W piątkowe popołudnie Sjoestroem po raz czwarty z rzędu zdobyła złoty medal na 50 m st. motylkowym. 28-letnia Szwedka, rekordzistka świata, uzyskała 24,95 i wyprzedziła Francuzkę Melanie Henique - 25,31 oraz Chinkę Zhang Yufei - 25,32. Polki w tej konkurencji nie startowały.

Reklama

Nie zawiodła też słynna Amerykanka Katie Ledecky, która zwyciężyła w finale na 800 m stylem dowolnym i wywalczyła 19. w karierze złoty medal mistrzostw świata. 25-letnia pływaczka, która w dorobku ma też siedem triumfów w igrzyskach olimpijskich, zdominowała konkurencję. Uzyskała czas 8.08,04 i miała więcej niż 10,5 sekundy przewagi nad srebrną medalistką - Australijką Kiah Melverton. Brąz wywalczyła Włoszka Simona Quadarella.

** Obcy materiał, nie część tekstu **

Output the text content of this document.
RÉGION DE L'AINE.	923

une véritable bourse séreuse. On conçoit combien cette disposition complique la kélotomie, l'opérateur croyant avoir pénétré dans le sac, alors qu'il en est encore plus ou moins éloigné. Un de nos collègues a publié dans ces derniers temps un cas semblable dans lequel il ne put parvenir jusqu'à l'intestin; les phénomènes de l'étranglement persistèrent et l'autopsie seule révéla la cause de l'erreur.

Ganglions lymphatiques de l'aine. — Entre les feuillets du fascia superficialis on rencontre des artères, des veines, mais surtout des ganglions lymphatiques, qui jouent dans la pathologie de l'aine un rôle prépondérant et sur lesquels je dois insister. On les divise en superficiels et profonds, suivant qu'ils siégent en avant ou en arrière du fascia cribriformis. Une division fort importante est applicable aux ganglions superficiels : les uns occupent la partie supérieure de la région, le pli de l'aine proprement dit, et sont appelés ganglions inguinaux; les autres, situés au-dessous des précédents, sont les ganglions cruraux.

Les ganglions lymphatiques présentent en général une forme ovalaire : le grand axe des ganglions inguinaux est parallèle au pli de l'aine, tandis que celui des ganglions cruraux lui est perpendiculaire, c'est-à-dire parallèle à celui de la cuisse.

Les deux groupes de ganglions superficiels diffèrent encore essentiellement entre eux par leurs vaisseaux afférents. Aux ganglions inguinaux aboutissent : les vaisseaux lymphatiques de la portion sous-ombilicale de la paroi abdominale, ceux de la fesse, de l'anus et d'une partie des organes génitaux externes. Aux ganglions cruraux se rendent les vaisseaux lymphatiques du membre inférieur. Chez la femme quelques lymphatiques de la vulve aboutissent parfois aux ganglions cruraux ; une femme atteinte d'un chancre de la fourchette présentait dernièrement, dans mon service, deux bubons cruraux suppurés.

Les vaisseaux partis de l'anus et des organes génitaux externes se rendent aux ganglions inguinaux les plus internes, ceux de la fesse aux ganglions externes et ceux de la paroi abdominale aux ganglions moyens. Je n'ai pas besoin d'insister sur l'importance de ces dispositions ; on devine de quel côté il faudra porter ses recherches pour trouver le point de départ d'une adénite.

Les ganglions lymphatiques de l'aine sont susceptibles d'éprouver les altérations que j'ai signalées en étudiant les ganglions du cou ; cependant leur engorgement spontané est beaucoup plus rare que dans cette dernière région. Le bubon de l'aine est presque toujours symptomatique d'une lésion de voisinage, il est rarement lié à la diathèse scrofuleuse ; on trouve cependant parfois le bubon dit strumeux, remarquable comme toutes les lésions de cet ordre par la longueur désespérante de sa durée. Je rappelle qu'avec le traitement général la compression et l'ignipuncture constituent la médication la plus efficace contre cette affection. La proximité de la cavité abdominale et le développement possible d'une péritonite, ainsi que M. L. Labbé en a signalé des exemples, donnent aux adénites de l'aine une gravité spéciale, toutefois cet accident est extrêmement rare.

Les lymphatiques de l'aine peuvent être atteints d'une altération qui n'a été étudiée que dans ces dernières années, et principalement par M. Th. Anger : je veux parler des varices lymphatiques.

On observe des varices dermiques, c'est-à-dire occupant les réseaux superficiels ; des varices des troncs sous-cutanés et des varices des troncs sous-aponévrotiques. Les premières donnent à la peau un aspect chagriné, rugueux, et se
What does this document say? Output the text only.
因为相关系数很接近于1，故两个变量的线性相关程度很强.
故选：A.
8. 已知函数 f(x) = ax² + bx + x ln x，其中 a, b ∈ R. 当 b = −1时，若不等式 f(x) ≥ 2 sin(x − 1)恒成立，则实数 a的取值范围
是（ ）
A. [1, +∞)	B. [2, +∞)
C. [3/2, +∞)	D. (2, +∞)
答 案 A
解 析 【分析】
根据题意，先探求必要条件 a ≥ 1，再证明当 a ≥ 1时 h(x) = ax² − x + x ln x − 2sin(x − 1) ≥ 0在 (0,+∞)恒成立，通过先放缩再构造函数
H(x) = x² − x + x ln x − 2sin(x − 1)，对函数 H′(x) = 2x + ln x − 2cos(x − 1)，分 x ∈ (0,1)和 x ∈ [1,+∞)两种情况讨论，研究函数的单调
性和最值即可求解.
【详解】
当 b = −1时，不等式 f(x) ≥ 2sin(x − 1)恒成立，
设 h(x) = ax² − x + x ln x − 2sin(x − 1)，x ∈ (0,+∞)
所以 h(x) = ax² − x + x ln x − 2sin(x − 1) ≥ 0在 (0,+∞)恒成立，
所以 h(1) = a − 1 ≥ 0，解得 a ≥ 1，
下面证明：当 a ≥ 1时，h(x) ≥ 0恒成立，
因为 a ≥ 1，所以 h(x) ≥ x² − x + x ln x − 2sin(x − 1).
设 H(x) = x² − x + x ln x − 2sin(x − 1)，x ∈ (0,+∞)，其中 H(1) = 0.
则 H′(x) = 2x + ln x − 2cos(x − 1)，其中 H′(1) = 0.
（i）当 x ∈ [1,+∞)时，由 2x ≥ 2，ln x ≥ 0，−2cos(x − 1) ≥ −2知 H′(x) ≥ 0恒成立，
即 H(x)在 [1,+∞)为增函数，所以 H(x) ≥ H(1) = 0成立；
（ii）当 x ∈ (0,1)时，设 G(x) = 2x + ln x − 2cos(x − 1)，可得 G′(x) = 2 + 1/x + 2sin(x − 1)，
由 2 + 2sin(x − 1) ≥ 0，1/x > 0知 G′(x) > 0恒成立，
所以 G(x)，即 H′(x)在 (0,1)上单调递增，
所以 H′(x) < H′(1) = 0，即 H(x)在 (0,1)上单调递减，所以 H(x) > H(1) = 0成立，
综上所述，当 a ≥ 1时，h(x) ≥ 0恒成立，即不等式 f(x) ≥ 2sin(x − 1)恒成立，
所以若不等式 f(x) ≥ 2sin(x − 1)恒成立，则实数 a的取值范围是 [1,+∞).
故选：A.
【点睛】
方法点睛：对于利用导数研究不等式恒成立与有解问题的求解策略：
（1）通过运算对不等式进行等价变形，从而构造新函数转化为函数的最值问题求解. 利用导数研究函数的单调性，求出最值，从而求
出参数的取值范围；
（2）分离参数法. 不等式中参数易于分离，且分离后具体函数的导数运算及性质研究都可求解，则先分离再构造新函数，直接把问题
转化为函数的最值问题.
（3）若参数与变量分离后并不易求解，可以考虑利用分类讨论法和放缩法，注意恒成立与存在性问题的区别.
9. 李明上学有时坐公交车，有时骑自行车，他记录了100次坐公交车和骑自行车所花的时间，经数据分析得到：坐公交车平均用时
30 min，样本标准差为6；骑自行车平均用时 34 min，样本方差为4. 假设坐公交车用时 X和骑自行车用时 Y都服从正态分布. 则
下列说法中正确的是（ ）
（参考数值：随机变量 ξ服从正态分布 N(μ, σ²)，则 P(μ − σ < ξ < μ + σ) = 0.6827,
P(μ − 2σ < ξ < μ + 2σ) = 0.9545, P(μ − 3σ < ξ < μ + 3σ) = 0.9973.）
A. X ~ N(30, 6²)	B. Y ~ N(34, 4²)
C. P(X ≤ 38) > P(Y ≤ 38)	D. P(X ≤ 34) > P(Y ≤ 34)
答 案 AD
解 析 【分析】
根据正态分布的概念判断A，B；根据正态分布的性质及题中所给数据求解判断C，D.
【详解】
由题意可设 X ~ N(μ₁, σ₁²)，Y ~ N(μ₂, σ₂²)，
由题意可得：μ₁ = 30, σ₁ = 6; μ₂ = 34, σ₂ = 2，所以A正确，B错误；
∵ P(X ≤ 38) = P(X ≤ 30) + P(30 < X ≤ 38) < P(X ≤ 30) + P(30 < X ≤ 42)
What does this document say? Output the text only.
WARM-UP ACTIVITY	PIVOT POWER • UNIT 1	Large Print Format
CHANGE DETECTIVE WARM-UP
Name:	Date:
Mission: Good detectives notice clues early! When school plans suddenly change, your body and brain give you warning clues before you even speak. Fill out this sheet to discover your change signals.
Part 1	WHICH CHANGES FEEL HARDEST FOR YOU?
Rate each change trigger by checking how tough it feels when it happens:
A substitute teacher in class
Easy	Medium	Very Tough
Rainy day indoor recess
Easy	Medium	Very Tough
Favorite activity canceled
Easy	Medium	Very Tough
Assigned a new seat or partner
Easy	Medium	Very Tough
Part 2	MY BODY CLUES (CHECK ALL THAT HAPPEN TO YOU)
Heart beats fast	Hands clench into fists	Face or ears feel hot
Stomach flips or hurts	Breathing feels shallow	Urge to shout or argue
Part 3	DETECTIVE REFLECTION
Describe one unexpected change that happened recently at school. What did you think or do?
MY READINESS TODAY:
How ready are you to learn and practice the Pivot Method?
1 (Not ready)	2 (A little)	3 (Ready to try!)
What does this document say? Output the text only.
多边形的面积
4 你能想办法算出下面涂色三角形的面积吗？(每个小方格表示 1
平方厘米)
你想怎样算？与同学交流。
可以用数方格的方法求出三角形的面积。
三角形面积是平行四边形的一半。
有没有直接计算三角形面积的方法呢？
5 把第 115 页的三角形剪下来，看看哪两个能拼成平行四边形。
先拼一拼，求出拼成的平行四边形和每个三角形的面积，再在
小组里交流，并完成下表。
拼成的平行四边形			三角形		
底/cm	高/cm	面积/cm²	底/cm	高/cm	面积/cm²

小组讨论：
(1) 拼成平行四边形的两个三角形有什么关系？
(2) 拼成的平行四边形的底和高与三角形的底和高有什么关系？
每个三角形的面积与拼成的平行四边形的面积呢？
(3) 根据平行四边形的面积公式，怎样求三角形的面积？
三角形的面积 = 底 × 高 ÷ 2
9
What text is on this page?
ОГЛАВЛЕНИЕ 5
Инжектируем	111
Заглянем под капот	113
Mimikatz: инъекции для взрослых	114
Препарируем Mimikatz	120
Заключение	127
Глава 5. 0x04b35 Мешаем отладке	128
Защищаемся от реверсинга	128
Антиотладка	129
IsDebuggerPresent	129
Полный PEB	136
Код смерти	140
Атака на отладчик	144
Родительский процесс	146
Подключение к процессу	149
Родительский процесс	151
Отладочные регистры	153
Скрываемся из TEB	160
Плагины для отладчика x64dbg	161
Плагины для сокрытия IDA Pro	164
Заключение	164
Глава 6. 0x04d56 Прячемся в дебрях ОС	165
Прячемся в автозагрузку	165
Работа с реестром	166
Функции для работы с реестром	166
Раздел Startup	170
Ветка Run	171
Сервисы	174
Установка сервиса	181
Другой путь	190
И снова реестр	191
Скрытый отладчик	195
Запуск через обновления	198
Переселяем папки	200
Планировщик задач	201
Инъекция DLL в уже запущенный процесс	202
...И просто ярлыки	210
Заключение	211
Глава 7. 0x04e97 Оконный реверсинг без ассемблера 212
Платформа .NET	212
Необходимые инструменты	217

Rywalizację na 50 m stylem dowolnym wygrał Brytyjczyk Benjamin Proud - 21,32. Drugie miejsce zajął Amerykanin Michael Andrew - 21,41, a trzecie - Francuz Maxime Grousset - 21,57. Paweł Juraszek odpadł w półfinale, a Konrad Czerniak - w eliminacjach.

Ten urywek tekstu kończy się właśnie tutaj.